American Airlines Group Inc. (AAL.O) dropped as the carrier cut its earnings forecast for this year, citing rising fuel costs and the worldwide grounding of the Boeing 737 Max.

-Parking the Max will reduce 2019 pretax profit by about US$350 million, the world’s largest airline said Friday as it reported quarterly results. American projected adjusted earnings of US$4 to US$6 a share, down from as much as US$7.50.

-Fuel expenses this year will be about US$650 million higher than forecast three months ago. 

Key Insights

-The Max grounding, following two fatal crashes since October, wasn’t the only problem American had with its fleet. During the first quarter, it had to take 14 Boeing 737-800s out of service because of problems with the installation of overhead bins. The two issues forced American to cancel 2,140 flights during the period.

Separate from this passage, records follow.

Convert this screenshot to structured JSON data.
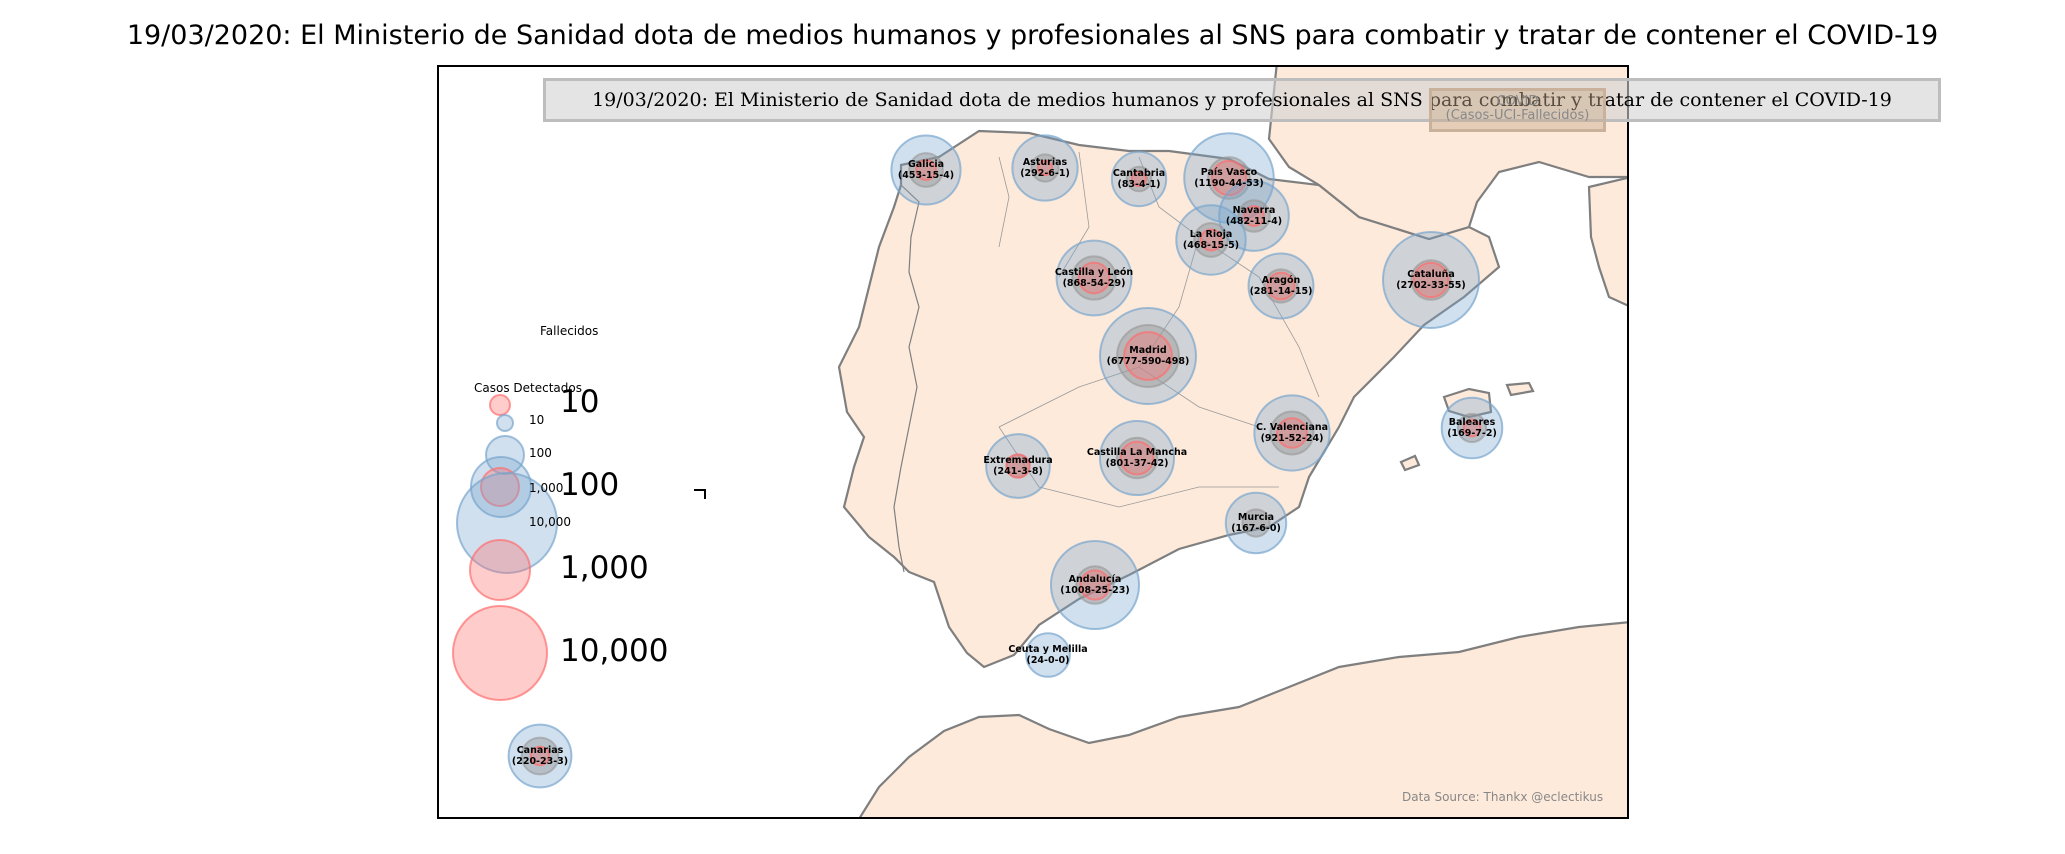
{
  "title": "19/03/2020: El Ministerio de Sanidad dota de medios humanos y profesionales al SNS para combatir y tratar de contener el COVID-19",
  "annotation": "19/03/2020: El Ministerio de Sanidad dota de medios humanos y profesionales al SNS para combatir y tratar de contener el COVID-19",
  "mini_legend": {
    "line1": "COVID",
    "line2": "(Casos-UCI-Fallecidos)"
  },
  "legend": {
    "deaths_title": "Fallecidos",
    "cases_title": "Casos Detectados",
    "cases_sizes": [
      "10",
      "100",
      "1,000",
      "10,000"
    ],
    "deaths_sizes": [
      "10",
      "100",
      "1,000",
      "10,000"
    ]
  },
  "source": "Data Source: Thankx @eclectikus",
  "colors": {
    "land": "#fdeadb",
    "coast": "#7f7f7f",
    "cases_fill": "rgba(120,165,205,0.35)",
    "deaths_fill": "rgba(255,110,110,0.35)",
    "icu_fill": "rgba(150,150,150,0.45)"
  },
  "regions": [
    {
      "name": "Galicia",
      "stats": "(453-15-4)",
      "cases": 453,
      "icu": 15,
      "deaths": 4
    },
    {
      "name": "Asturias",
      "stats": "(292-6-1)",
      "cases": 292,
      "icu": 6,
      "deaths": 1
    },
    {
      "name": "Cantabria",
      "stats": "(83-4-1)",
      "cases": 83,
      "icu": 4,
      "deaths": 1
    },
    {
      "name": "País Vasco",
      "stats": "(1190-44-53)",
      "cases": 1190,
      "icu": 44,
      "deaths": 53
    },
    {
      "name": "Navarra",
      "stats": "(482-11-4)",
      "cases": 482,
      "icu": 11,
      "deaths": 4
    },
    {
      "name": "La Rioja",
      "stats": "(468-15-5)",
      "cases": 468,
      "icu": 15,
      "deaths": 5
    },
    {
      "name": "Castilla y León",
      "stats": "(868-54-29)",
      "cases": 868,
      "icu": 54,
      "deaths": 29
    },
    {
      "name": "Aragón",
      "stats": "(281-14-15)",
      "cases": 281,
      "icu": 14,
      "deaths": 15
    },
    {
      "name": "Cataluña",
      "stats": "(2702-33-55)",
      "cases": 2702,
      "icu": 33,
      "deaths": 55
    },
    {
      "name": "Madrid",
      "stats": "(6777-590-498)",
      "cases": 6777,
      "icu": 590,
      "deaths": 498
    },
    {
      "name": "C. Valenciana",
      "stats": "(921-52-24)",
      "cases": 921,
      "icu": 52,
      "deaths": 24
    },
    {
      "name": "Baleares",
      "stats": "(169-7-2)",
      "cases": 169,
      "icu": 7,
      "deaths": 2
    },
    {
      "name": "Extremadura",
      "stats": "(241-3-8)",
      "cases": 241,
      "icu": 3,
      "deaths": 8
    },
    {
      "name": "Castilla La Mancha",
      "stats": "(801-37-42)",
      "cases": 801,
      "icu": 37,
      "deaths": 42
    },
    {
      "name": "Murcia",
      "stats": "(167-6-0)",
      "cases": 167,
      "icu": 6,
      "deaths": 0
    },
    {
      "name": "Andalucía",
      "stats": "(1008-25-23)",
      "cases": 1008,
      "icu": 25,
      "deaths": 23
    },
    {
      "name": "Ceuta y Melilla",
      "stats": "(24-0-0)",
      "cases": 24,
      "icu": 0,
      "deaths": 0
    },
    {
      "name": "Canarias",
      "stats": "(220-23-3)",
      "cases": 220,
      "icu": 23,
      "deaths": 3
    }
  ]
}
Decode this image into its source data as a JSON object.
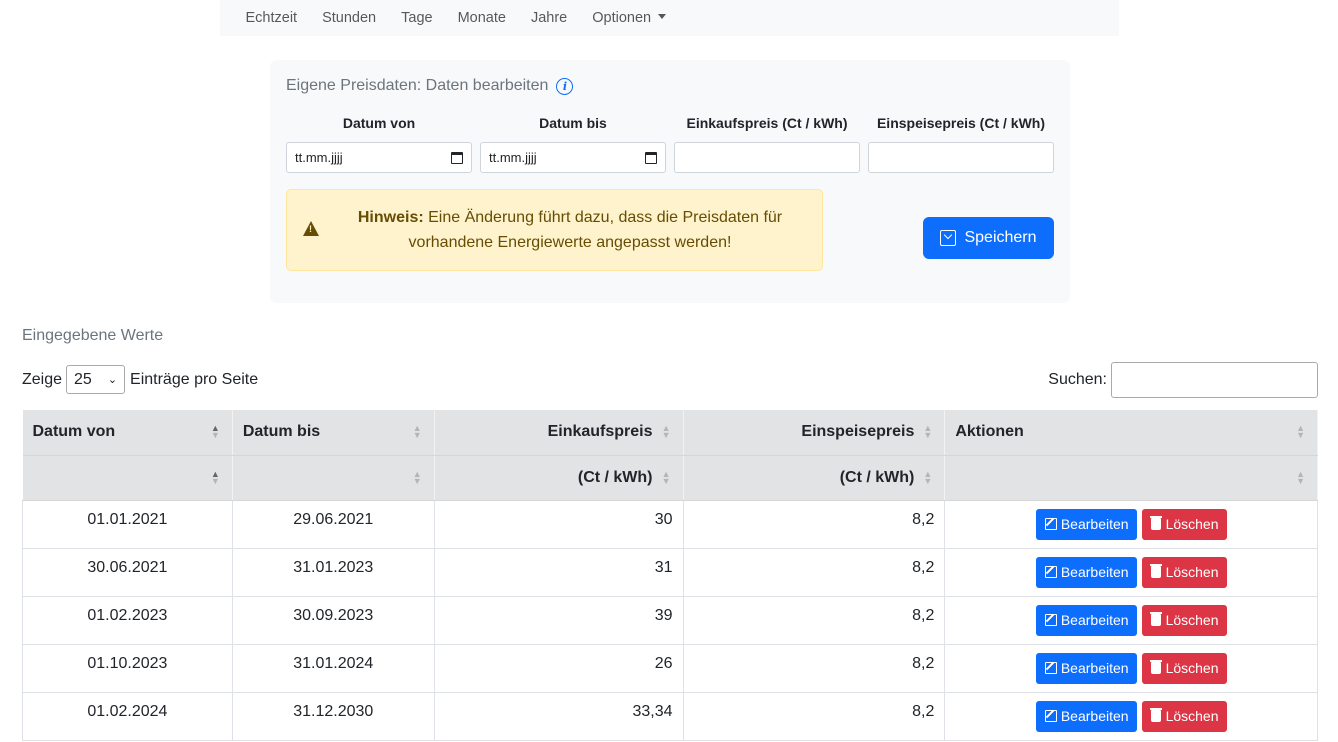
{
  "nav": {
    "items": [
      "Echtzeit",
      "Stunden",
      "Tage",
      "Monate",
      "Jahre"
    ],
    "dropdown_label": "Optionen"
  },
  "form": {
    "title": "Eigene Preisdaten: Daten bearbeiten",
    "info_icon": "info-circle-icon",
    "fields": [
      {
        "label": "Datum von",
        "value": "tt.mm.jjjj"
      },
      {
        "label": "Datum bis",
        "value": "tt.mm.jjjj"
      },
      {
        "label": "Einkaufspreis (Ct / kWh)",
        "value": ""
      },
      {
        "label": "Einspeisepreis (Ct / kWh)",
        "value": ""
      }
    ],
    "alert": {
      "strong": "Hinweis:",
      "line1": " Eine Änderung führt dazu, dass die Preisdaten für",
      "line2": "vorhandene Energiewerte angepasst werden!"
    },
    "save_label": "Speichern"
  },
  "list": {
    "section_label": "Eingegebene Werte",
    "show_prefix": "Zeige",
    "page_length": "25",
    "show_suffix": "Einträge pro Seite",
    "search_label": "Suchen:",
    "search_value": "",
    "headers": {
      "row1": [
        "Datum von",
        "Datum bis",
        "Einkaufspreis",
        "Einspeisepreis",
        "Aktionen"
      ],
      "row2": [
        "",
        "",
        "(Ct / kWh)",
        "(Ct / kWh)",
        ""
      ]
    },
    "edit_label": "Bearbeiten",
    "delete_label": "Löschen",
    "rows": [
      {
        "von": "01.01.2021",
        "bis": "29.06.2021",
        "einkauf": "30",
        "einspeise": "8,2"
      },
      {
        "von": "30.06.2021",
        "bis": "31.01.2023",
        "einkauf": "31",
        "einspeise": "8,2"
      },
      {
        "von": "01.02.2023",
        "bis": "30.09.2023",
        "einkauf": "39",
        "einspeise": "8,2"
      },
      {
        "von": "01.10.2023",
        "bis": "31.01.2024",
        "einkauf": "26",
        "einspeise": "8,2"
      },
      {
        "von": "01.02.2024",
        "bis": "31.12.2030",
        "einkauf": "33,34",
        "einspeise": "8,2"
      }
    ]
  },
  "colors": {
    "primary": "#0d6efd",
    "danger": "#dc3545",
    "warning_bg": "#fff3cd",
    "warning_text": "#664d03"
  }
}
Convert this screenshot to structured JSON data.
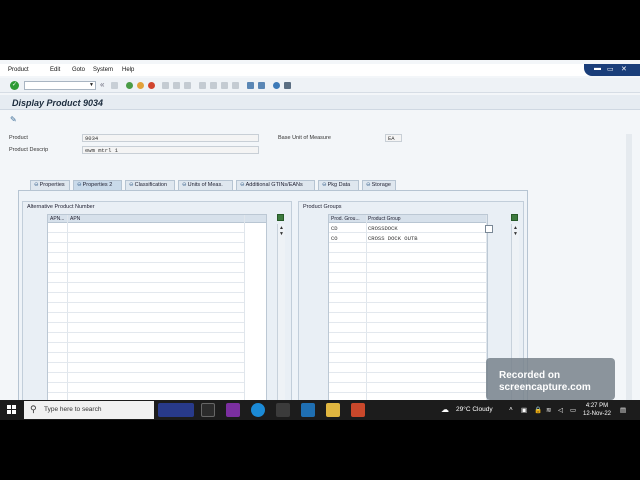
{
  "menu": {
    "items": [
      "Product",
      "Edit",
      "Goto",
      "System",
      "Help"
    ]
  },
  "toolbar": {
    "back_glyph": "«"
  },
  "window": {
    "title": "Display Product 9034"
  },
  "header_fields": {
    "product_label": "Product",
    "product_value": "9034",
    "descr_label": "Product Descrip",
    "descr_value": "ewm mtrl 1",
    "uom_label": "Base Unit of Measure",
    "uom_value": "EA"
  },
  "tabs": [
    {
      "label": "Properties",
      "active": false
    },
    {
      "label": "Properties 2",
      "active": true
    },
    {
      "label": "Classification",
      "active": false
    },
    {
      "label": "Units of Meas.",
      "active": false
    },
    {
      "label": "Additional GTINs/EANs",
      "active": false
    },
    {
      "label": "Pkg Data",
      "active": false
    },
    {
      "label": "Storage",
      "active": false
    }
  ],
  "apn_group": {
    "title": "Alternative Product Number",
    "columns": [
      "APN...",
      "APN"
    ],
    "rows": []
  },
  "product_groups": {
    "title": "Product Groups",
    "columns": [
      "Prod. Grou...",
      "Product Group"
    ],
    "rows": [
      {
        "code": "CD",
        "name": "CROSSDOCK"
      },
      {
        "code": "CO",
        "name": "CROSS DOCK OUTB"
      }
    ]
  },
  "recording_overlay": {
    "line1": "Recorded on",
    "line2": "screencapture.com"
  },
  "taskbar": {
    "search_placeholder": "Type here to search",
    "weather": "29°C  Cloudy",
    "time": "4:27 PM",
    "date": "12-Nov-22"
  },
  "colors": {
    "sap_accent": "#1a3e7a",
    "ok_green": "#2e9b35",
    "taskbar": "#1c1c1c"
  }
}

-American said it expects to maintain a grip over prices, forecasting that revenue from each seat mile flown will rise between 1 per cent and 3 per cent this quarter from a year earlier. The closely watched gauge of pricing power increased 0.5 per cent in the first quarter.

-American is banking on planned expansions at its three most profitable hubs through 2021, including this summer’s addition of 100 flights at Dallas-Fort Worth International. The flights “immediately have better-than-average profitability,” the carrier has said.

Market Reaction

-The stock slumped 3.6 per cent to US$32.22 before the start of regular trading in New York. American climbed 4 per cent this year through Thursday, trailing the 9.3 per cent advance of a Standard & Poor’s index of the five biggest U.S. carriers.